Travel Fiction | Rome: The Sea of Sorrow and the White Wave

Travel Fiction | Rome: The Sea of Sorrow and the White Wave

When I was a kid I loved stories by Hemingway and songs by Neil Sedaka. When I was thirty-three I was a writer staying in the best suite in Hotel Piranesi overlooking the Piazza del Popolo in Rome. My first night there I went out on the balcony with a whiskey soda and I heard Sedaka’s “Calendar Girl” calling out from some bar in the neighborhood. You start the year off fine, indeed. That was the beginning of 2016.

I was leaning over the balcony when an owl swooped down the street. Graceful. Silent.  Out of place in the chaos of Rome. And as my eyes followed it I saw that from the roof across the way another man was smoking and watching the owl too. We nodded and he called out something in Italian I didn’t understand, but I laughed and he laughed then we waved and I went inside. It felt good to close the heavy door, a substantial door, then I went down the stairs into the living room.
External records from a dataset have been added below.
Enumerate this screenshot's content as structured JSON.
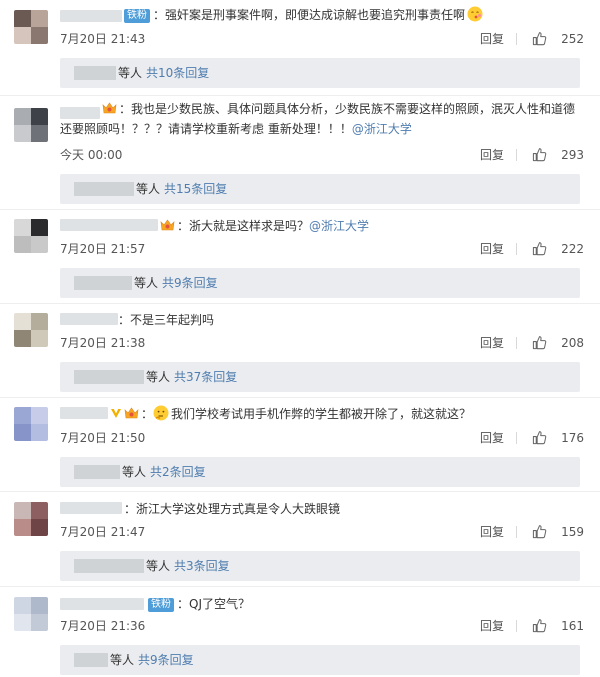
{
  "comments": [
    {
      "badge": "铁粉",
      "text": "：强奸案是刑事案件啊，即便达成谅解也要追究刑事责任啊",
      "text_link": "",
      "time": "7月20日 21:43",
      "reply": "回复",
      "likes": "252",
      "sub_suffix": "等人",
      "sub_total": "共10条回复",
      "avatar_colors": [
        "#6b5a54",
        "#b9a49a",
        "#d6c5bc",
        "#8a7770"
      ]
    },
    {
      "badge": "",
      "text": "：我也是少数民族、具体问题具体分析，少数民族不需要这样的照顾，泯灭人性和道德还要照顾吗！？？？请请学校重新考虑 重新处理！！！",
      "text_link": "@浙江大学",
      "time": "今天 00:00",
      "reply": "回复",
      "likes": "293",
      "sub_suffix": "等人",
      "sub_total": "共15条回复",
      "avatar_colors": [
        "#a9acb0",
        "#3e4148",
        "#c8cacd",
        "#6e7177"
      ]
    },
    {
      "badge": "",
      "text": "：浙大就是这样求是吗？",
      "text_link": "@浙江大学",
      "time": "7月20日 21:57",
      "reply": "回复",
      "likes": "222",
      "sub_suffix": "等人",
      "sub_total": "共9条回复",
      "avatar_colors": [
        "#d8d8d8",
        "#2b2b2d",
        "#bdbdbd",
        "#c9c9c9"
      ]
    },
    {
      "badge": "",
      "text": "：不是三年起判吗",
      "text_link": "",
      "time": "7月20日 21:38",
      "reply": "回复",
      "likes": "208",
      "sub_suffix": "等人",
      "sub_total": "共37条回复",
      "avatar_colors": [
        "#e4e0d6",
        "#b4ad9c",
        "#8f8676",
        "#cfc9b9"
      ]
    },
    {
      "badge": "",
      "text": "我们学校考试用手机作弊的学生都被开除了，就这就这？",
      "text_link": "",
      "time": "7月20日 21:50",
      "reply": "回复",
      "likes": "176",
      "sub_suffix": "等人",
      "sub_total": "共2条回复",
      "avatar_colors": [
        "#9aa7d4",
        "#c7cde8",
        "#8794c9",
        "#b3bde2"
      ]
    },
    {
      "badge": "",
      "text": "：浙江大学这处理方式真是令人大跌眼镜",
      "text_link": "",
      "time": "7月20日 21:47",
      "reply": "回复",
      "likes": "159",
      "sub_suffix": "等人",
      "sub_total": "共3条回复",
      "avatar_colors": [
        "#c9b7b6",
        "#8e5f60",
        "#b98c8a",
        "#6f4446"
      ]
    },
    {
      "badge": "铁粉",
      "text": "：QJ了空气？",
      "text_link": "",
      "time": "7月20日 21:36",
      "reply": "回复",
      "likes": "161",
      "sub_suffix": "等人",
      "sub_total": "共9条回复",
      "avatar_colors": [
        "#cfd6e3",
        "#aeb9cc",
        "#e1e5ee",
        "#c2cad8"
      ]
    }
  ],
  "colors": {
    "link": "#507daf",
    "badge": "#4e9cd8",
    "sub_bg": "#eaecef",
    "name_blur": "#dfe2e4"
  },
  "icons": {
    "like": "thumbs-up-icon",
    "crown": "crown-badge-icon",
    "verified": "yellow-v-icon",
    "emoji_kiss": "emoji-kiss-icon",
    "emoji_think": "emoji-thinking-icon"
  }
}
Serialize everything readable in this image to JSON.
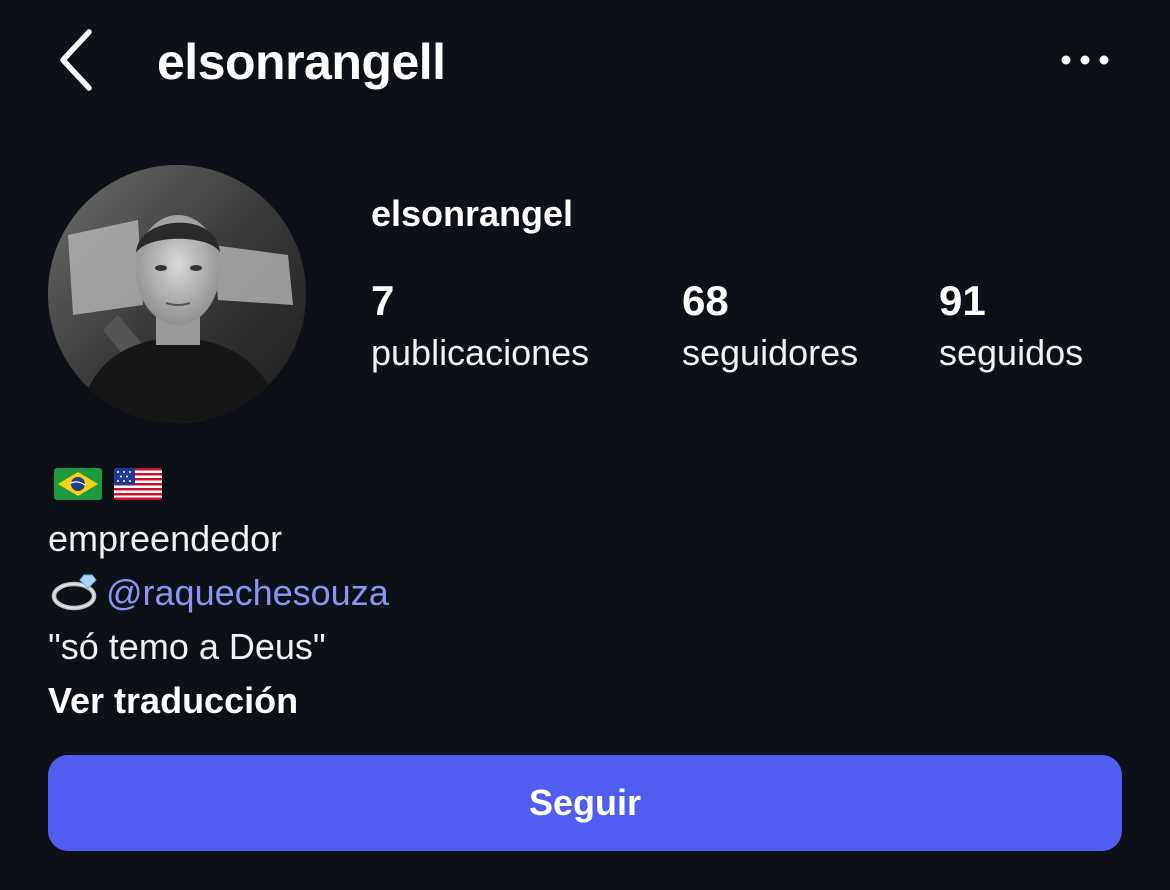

As I crossed the living room I heard Marie say something, and I looked into the bedroom and saw that the bed was full of blood. Her voice wasn’t concerned, but I was.

Her voice was weak but unworried. “I’m okay baby. I just don’t feel great.”

That wasn’t even the worst moment. The worst came later in the hospital when she was apologizing for something that I knew wasn’t her fault and I hope she knows wasn’t her fault.

I hadn’t seen Marie in almost two years when I returned to Rome on a book tour and met Ginevra. This time my hotel was on the other side of the river south of the Vatican, but after a night of being dragged around town by Ginevra I ended up at the Spanish Steps, then at Piazza del Popolo, then back in not only the same hotel but the same room. I didn’t even notice it until I went into the bathroom and saw myself in the mirrors that I had once thought so appealing.

When I came out of the bathroom I told her that I wanted to smoke a cigarette first, then went up the stairs to the balcony. I looked out over the piazza and up at the Villa Borghese. This time the owl didn’t fly down the street. No fellow smoker emerged from the apartment across the way. And when I finished my cigarette and opened the heavy door and went down the stairs back into the room she was on the bed, but there wasn’t any blood. And I was terribly sad.